A diferencia de sus antecesoras, Una mujer fantástica es un film protagonizado por una actriz trans en el que ni lo trash ni lo camp son coordenadas estéticas. Marina, el personaje que encarna con calculada sobriedad Daniela Vega, es la pareja de un hombre maduro que una noche sufre la rotura de un aneurisma y cuya muerte repentina la deja a merced de la ex mujer de él y de uno de sus hijos, quienes la urgen a que abandone el departamento donde vivían juntos y se rehúsan a dejarla despedirse de Orlando. En el sanatorio adonde lo lleva de urgencia, Marina responde las preguntas de un policía que parece creer que aquello se trata de la muerte de un cliente. Porque “él” —“Daniel”, como la llama en un momento, acaso confundiendo actriz con personaje, la ex esposa del difunto— se presume prostituta por “lo que es” y por un carnet de identidad que la desmiente.

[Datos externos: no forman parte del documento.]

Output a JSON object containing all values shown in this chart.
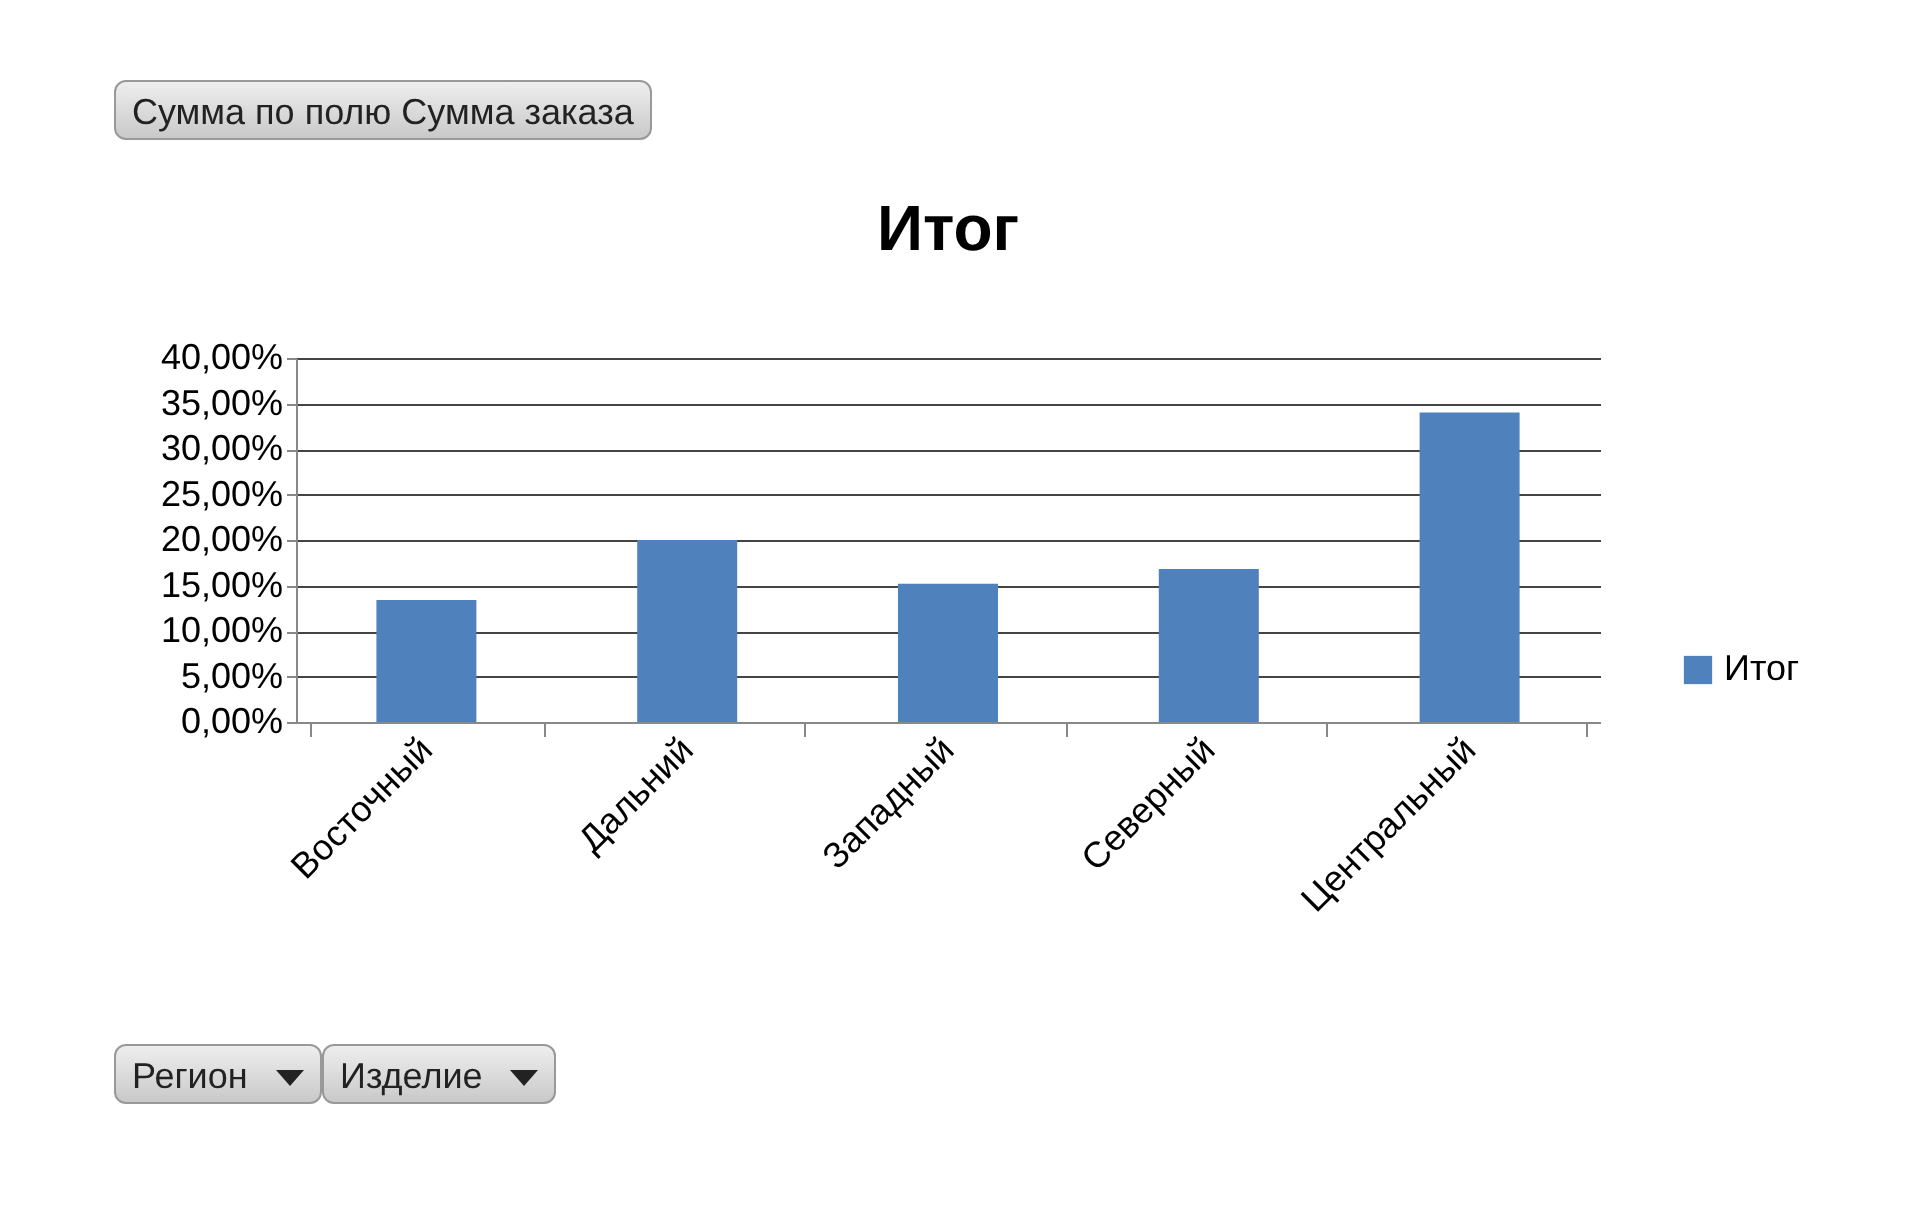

Sin trazos gruesos de rouge ni de los otros, el film de Sebastián Lelio logra que el drama de un personaje trans —que se gana la vida como mesera porque no logra explotar su talento como cantante— exceda el punto de vista minoritario. A la sombra de ninguna barba, lo transgénero se disuelve en una feminidad icónica, y la distancia de Marina con lo estereotípico hace que sea casi imperceptible el disfraz de estrógenos. Basta hacer la comparación con Tangerine (2015), la película de Sean Backer protagonizada por dos chicas trans que reproduce el cliché de la travesti puta, marginal y escandalosa —y que fue ensalzada por la crítica, con flagrante esnobismo, por haber sido filmada con un iPhone—, para entender que el título de la película de Lelio no es “políticamente correcto” sino exacto. Uno puede preguntarse qué hace “fantástica” a esa mujer (¿la voz con que canta un aria de Händel sin hacer lip sync?), pero no qué la hace mujer, más allá de sus rasgos anatómicos.

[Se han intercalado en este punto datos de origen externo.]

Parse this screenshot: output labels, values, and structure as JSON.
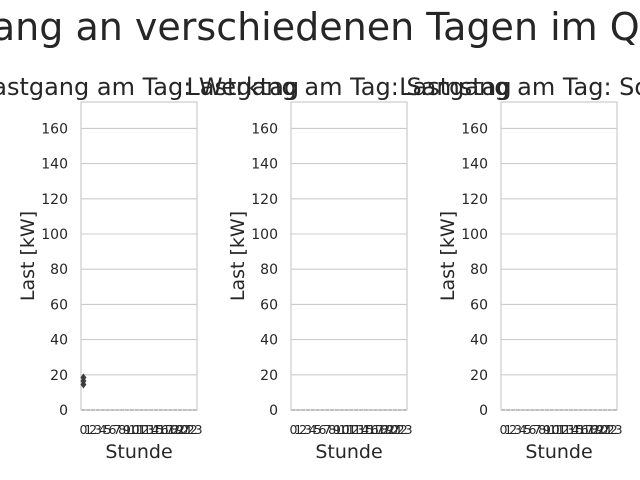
{
  "suptitle": "Lastgang an verschiedenen Tagen im Quartal",
  "chart_data": [
    {
      "type": "box",
      "title": "Lastgang am Tag: Werktag",
      "xlabel": "Stunde",
      "ylabel": "Last [kW]",
      "ylim": [
        0,
        175
      ],
      "yticks": [
        0,
        20,
        40,
        60,
        80,
        100,
        120,
        140,
        160
      ],
      "categories": [
        "0",
        "1",
        "2",
        "3",
        "4",
        "5",
        "6",
        "7",
        "8",
        "9",
        "10",
        "11",
        "12",
        "13",
        "14",
        "15",
        "16",
        "17",
        "18",
        "19",
        "20",
        "21",
        "22",
        "23"
      ],
      "box_values": [
        0,
        0,
        0,
        0,
        0,
        0,
        0,
        0,
        0,
        0,
        0,
        0,
        0,
        0,
        0,
        0,
        0,
        0,
        0,
        0,
        0,
        0,
        0,
        0
      ],
      "outliers": [
        {
          "x": "0",
          "y": 14.5
        },
        {
          "x": "0",
          "y": 16.5
        },
        {
          "x": "0",
          "y": 18.5
        }
      ],
      "grid": true
    },
    {
      "type": "box",
      "title": "Lastgang am Tag: Samstag",
      "xlabel": "Stunde",
      "ylabel": "Last [kW]",
      "ylim": [
        0,
        175
      ],
      "yticks": [
        0,
        20,
        40,
        60,
        80,
        100,
        120,
        140,
        160
      ],
      "categories": [
        "0",
        "1",
        "2",
        "3",
        "4",
        "5",
        "6",
        "7",
        "8",
        "9",
        "10",
        "11",
        "12",
        "13",
        "14",
        "15",
        "16",
        "17",
        "18",
        "19",
        "20",
        "21",
        "22",
        "23"
      ],
      "box_values": [
        0,
        0,
        0,
        0,
        0,
        0,
        0,
        0,
        0,
        0,
        0,
        0,
        0,
        0,
        0,
        0,
        0,
        0,
        0,
        0,
        0,
        0,
        0,
        0
      ],
      "outliers": [],
      "grid": true
    },
    {
      "type": "box",
      "title": "Lastgang am Tag: Sonntag",
      "xlabel": "Stunde",
      "ylabel": "Last [kW]",
      "ylim": [
        0,
        175
      ],
      "yticks": [
        0,
        20,
        40,
        60,
        80,
        100,
        120,
        140,
        160
      ],
      "categories": [
        "0",
        "1",
        "2",
        "3",
        "4",
        "5",
        "6",
        "7",
        "8",
        "9",
        "10",
        "11",
        "12",
        "13",
        "14",
        "15",
        "16",
        "17",
        "18",
        "19",
        "20",
        "21",
        "22",
        "23"
      ],
      "box_values": [
        0,
        0,
        0,
        0,
        0,
        0,
        0,
        0,
        0,
        0,
        0,
        0,
        0,
        0,
        0,
        0,
        0,
        0,
        0,
        0,
        0,
        0,
        0,
        0
      ],
      "outliers": [],
      "grid": true
    }
  ]
}
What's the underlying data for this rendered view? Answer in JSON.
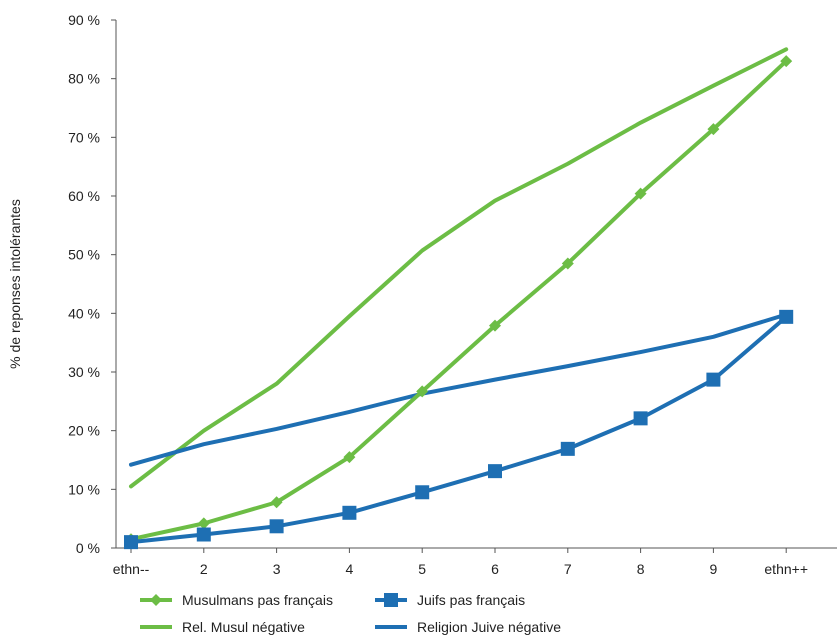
{
  "chart_data": {
    "type": "line",
    "categories": [
      "ethn--",
      "2",
      "3",
      "4",
      "5",
      "6",
      "7",
      "8",
      "9",
      "ethn++"
    ],
    "ylabel": "% de reponses intolérantes",
    "ylim": [
      0,
      90
    ],
    "yticks": [
      0,
      10,
      20,
      30,
      40,
      50,
      60,
      70,
      80,
      90
    ],
    "ytick_suffix": " %",
    "grid": false,
    "legend_position": "bottom",
    "series": [
      {
        "name": "Musulmans pas français",
        "color": "#6cbd45",
        "marker": "diamond",
        "values": [
          1.5,
          4.2,
          7.8,
          15.5,
          26.7,
          37.9,
          48.5,
          60.4,
          71.4,
          83.0
        ]
      },
      {
        "name": "Rel. Musul négative",
        "color": "#6cbd45",
        "marker": "none",
        "values": [
          10.5,
          20.0,
          28.0,
          39.5,
          50.7,
          59.2,
          65.5,
          72.5,
          78.8,
          85.0
        ]
      },
      {
        "name": "Juifs pas français",
        "color": "#1e6fb3",
        "marker": "square",
        "values": [
          1.0,
          2.3,
          3.7,
          6.0,
          9.5,
          13.1,
          16.9,
          22.1,
          28.7,
          39.4
        ]
      },
      {
        "name": "Religion Juive négative",
        "color": "#1e6fb3",
        "marker": "none",
        "values": [
          14.2,
          17.7,
          20.3,
          23.2,
          26.3,
          28.7,
          31.0,
          33.4,
          36.0,
          39.8
        ]
      }
    ]
  }
}
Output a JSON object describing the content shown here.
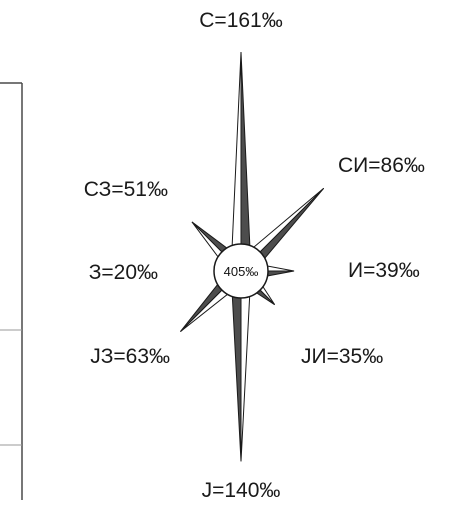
{
  "chart_data": {
    "type": "radar",
    "center_label": "405‰",
    "directions": [
      {
        "key": "N",
        "label": "С=161‰",
        "value": 161
      },
      {
        "key": "NE",
        "label": "СИ=86‰",
        "value": 86
      },
      {
        "key": "E",
        "label": "И=39‰",
        "value": 39
      },
      {
        "key": "SE",
        "label": "JИ=35‰",
        "value": 35
      },
      {
        "key": "S",
        "label": "J=140‰",
        "value": 140
      },
      {
        "key": "SW",
        "label": "JЗ=63‰",
        "value": 63
      },
      {
        "key": "W",
        "label": "З=20‰",
        "value": 20
      },
      {
        "key": "NW",
        "label": "СЗ=51‰",
        "value": 51
      }
    ],
    "colors": {
      "dark": "#4d4d4d",
      "light": "#ffffff",
      "outline": "#1a1a1a"
    }
  }
}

En una mujer trans, la nuez de Adán no reemplaza la costilla y su sinécdoque. Marina no es una mujer de fantasía ni lo trans en ella es pose heterosexual que cultive binarismos. Sin apelar al gen de chica Almodóvar, Daniela Vega logra con su personaje desplazar la carga de rareza queer a los que la miran como un bicho raro. Ese equilibrismo en la mareadora cuestión del género es lo que hace valiosa a esta película, cuyos efectos en la sociedad chilena, como darle impulso a una ley de identidad de género, prosiguen a su modo la cruzada contra el odio y la discriminación que emprendiera Pedro Lemebel, un escritor que osó calzarse la estirada geografía de su patria en el culo.

 

Una mujer fantástica (Chile, 2017), guión de Sebastián Lelio y Gonzalo Maza, dirección de Sebastián Lelio, 104 minutos.